Remplacer la gestion linéaire de type « je produis, je jette » par une gestion circulaire avec par exemple la valorisation d’une ressource très utilisée à Paris au XIXe siècle: l’urine humaine. C’est tout l’enjeu de la collecte séparative des urines, alternative au tout-à-l’égout. Chercheur et coordinateur du programme de recherche et action OCAPI (Organisation des cycles Carbone, Azote et Phosphore dans les territoires) au sein du LEESU/École des Ponts ParisTech, Fabien Esculier a d’ailleurs vu ses travaux en la matière récompensés par la médaille d’argent de l’Académie d’Agriculture de France en 2018. L’agence de l’eau finance le programme de recherche-développement OCAPI.

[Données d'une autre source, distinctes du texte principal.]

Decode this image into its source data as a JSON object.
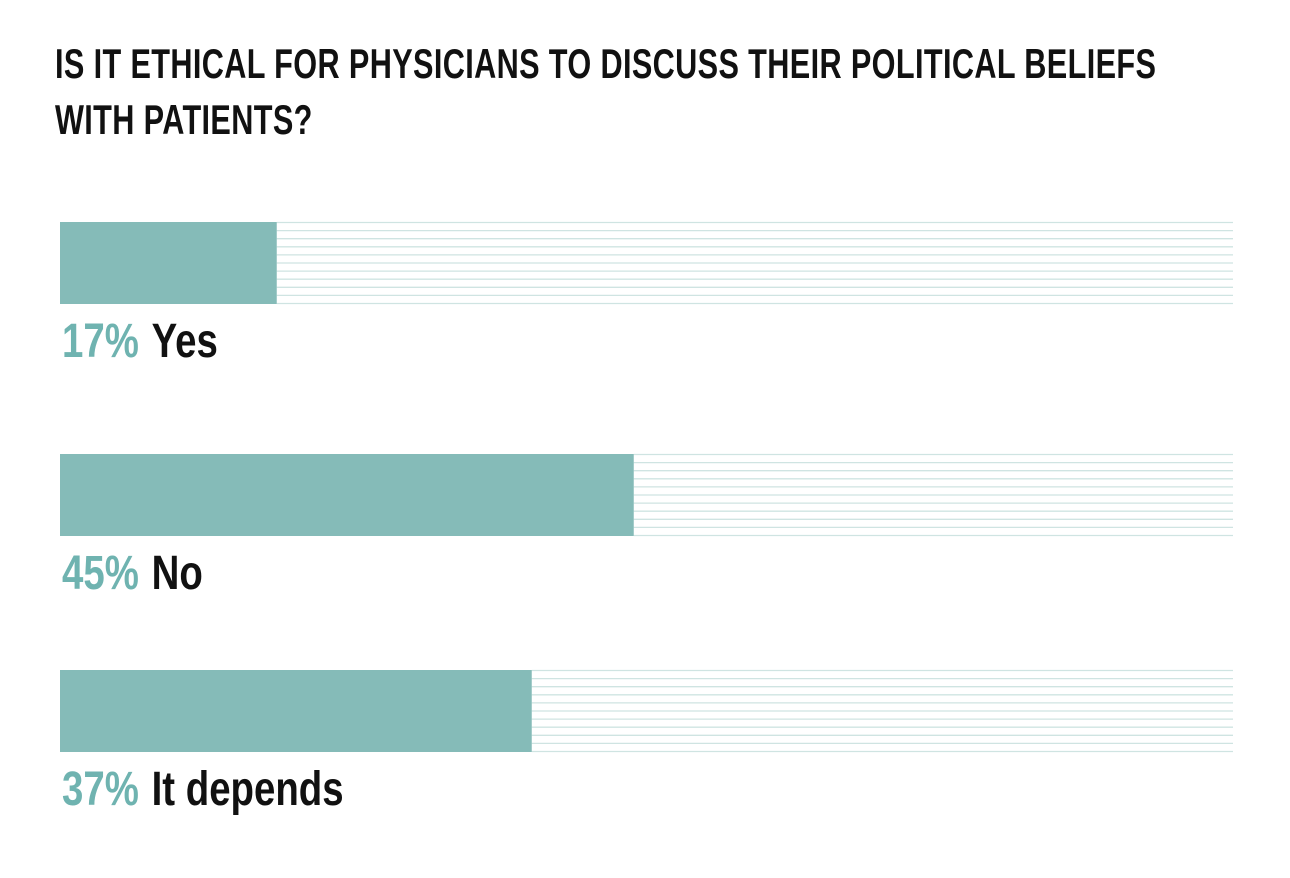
{
  "chart_data": {
    "type": "hbar",
    "title": "IS IT ETHICAL FOR PHYSICIANS TO DISCUSS THEIR POLITICAL BELIEFS WITH PATIENTS?",
    "categories": [
      "Yes",
      "No",
      "It depends"
    ],
    "values": [
      17,
      45,
      37
    ],
    "value_labels": [
      "17%",
      "45%",
      "37%"
    ],
    "color": "#85bbb8",
    "label_color": "#6fb3b0",
    "xlim": [
      0,
      92
    ]
  }
}
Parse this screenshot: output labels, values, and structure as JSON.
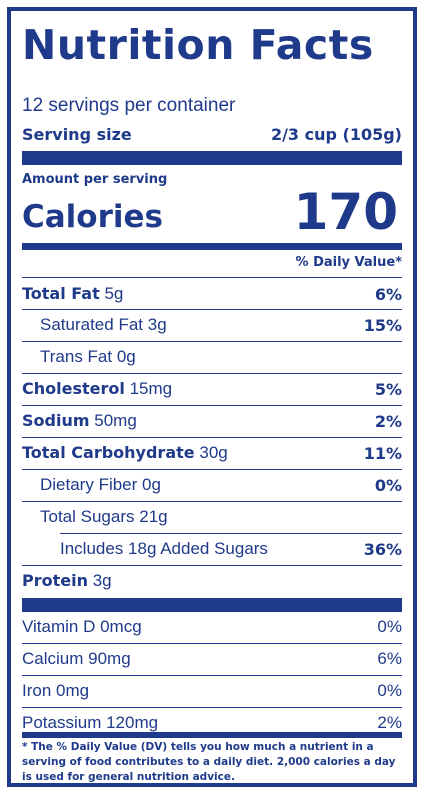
{
  "title": "Nutrition Facts",
  "servings_per_container": "12 servings per container",
  "serving_size": {
    "label": "Serving size",
    "value": "2/3 cup (105g)"
  },
  "amount_per_serving": "Amount per serving",
  "calories": {
    "label": "Calories",
    "value": "170"
  },
  "daily_value_header": "% Daily Value*",
  "nutrients": [
    {
      "name": "Total Fat",
      "amount": "5g",
      "dv": "6%"
    },
    {
      "name": "Saturated Fat",
      "amount": "3g",
      "dv": "15%"
    },
    {
      "name": "Trans Fat",
      "amount": "0g",
      "dv": ""
    },
    {
      "name": "Cholesterol",
      "amount": "15mg",
      "dv": "5%"
    },
    {
      "name": "Sodium",
      "amount": "50mg",
      "dv": "2%"
    },
    {
      "name": "Total Carbohydrate",
      "amount": "30g",
      "dv": "11%"
    },
    {
      "name": "Dietary Fiber",
      "amount": "0g",
      "dv": "0%"
    },
    {
      "name": "Total Sugars",
      "amount": "21g",
      "dv": ""
    },
    {
      "name": "Includes 18g Added Sugars",
      "amount": "",
      "dv": "36%"
    },
    {
      "name": "Protein",
      "amount": "3g",
      "dv": ""
    }
  ],
  "vitamins": [
    {
      "name": "Vitamin D 0mcg",
      "dv": "0%"
    },
    {
      "name": "Calcium 90mg",
      "dv": "6%"
    },
    {
      "name": "Iron 0mg",
      "dv": "0%"
    },
    {
      "name": "Potassium 120mg",
      "dv": "2%"
    }
  ],
  "footnote": "* The % Daily Value (DV) tells you how much a nutrient in a serving of food contributes to a daily diet. 2,000 calories a day is used for general nutrition advice.",
  "colors": {
    "ink": "#1f3a8a",
    "background": "#ffffff"
  }
}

Pour une gestion durable du système alimentation/excrétion
Le système actuel de gestion urbaine des excrétions humaines n’est pas neutre pour les cours d’eau ni pour les émissions de gaz à effet de serre : il est peu résilient tout en contribuant au réchauffement climatique. « L’urine est un liquide très concentré en nutriments variés, précise Fabien Esculier. Elle est une ressource et un engrais naturel dont on aurait tort de se priver. Aujourd’hui, l’engrais azoté de l’urine est principalement détruit en station d’épuration et beaucoup de nutriments sont encore rejetés en rivière. Modifier les modes de productions agricoles et les régimes alimentaires et séparer l’urine à la source pourraient permettre une gestion plus soutenable du système alimentation/excrétion. ». La stratégie d’adaptation du bassin Seine-Normandie au changement climatique préconise la collecte séparative des urines.
Des toilettes avec séparation de l’urine
Si la prise de conscience relative à l’intérêt de l’urine a réémergé depuis les années 90 en Suède puis en Europe scandinave et germanique, la France a réinvesti ce champ des possibles depuis environ 10 ans et elle est même devenue la locomotive mondiale sur le sujet, suscitant l’intérêt de plusieurs pays. Les recherches et les réalisations se multiplient, notamment au sein de l’agglomération parisienne : sur le plateau de Saclay, à Paris (quartier Saint-Vincent-de-Paul, Agence Spatiale Européenne, Académie du climat…), à Saint-Ouen-sur-Seine, à Rosny-Sous-Bois… « L’objectif est de proposer des urinoirs secs et des toilettes à séparation d’urine dans les nouvelles constructions, avec par exemple un système de récupération au pied des immeubles, explique Fabien Esculier. Sur l’existant, les établissements recevant du public seraient une cible à privilégier. Des systèmes de traitement intégrés à la toilette sont une voie intéressante en cours de développement. » De nombreux projets mettent aussi en place une gestion séparée, sans chasse d’eau, des matières fécales.
L’enjeu en termes de sobriété sur la ressource en eau est de taille : les chasses d’eau du bassin Seine-Normandie représentent le même volume que l’ensemble de l’irrigation agricole du bassin.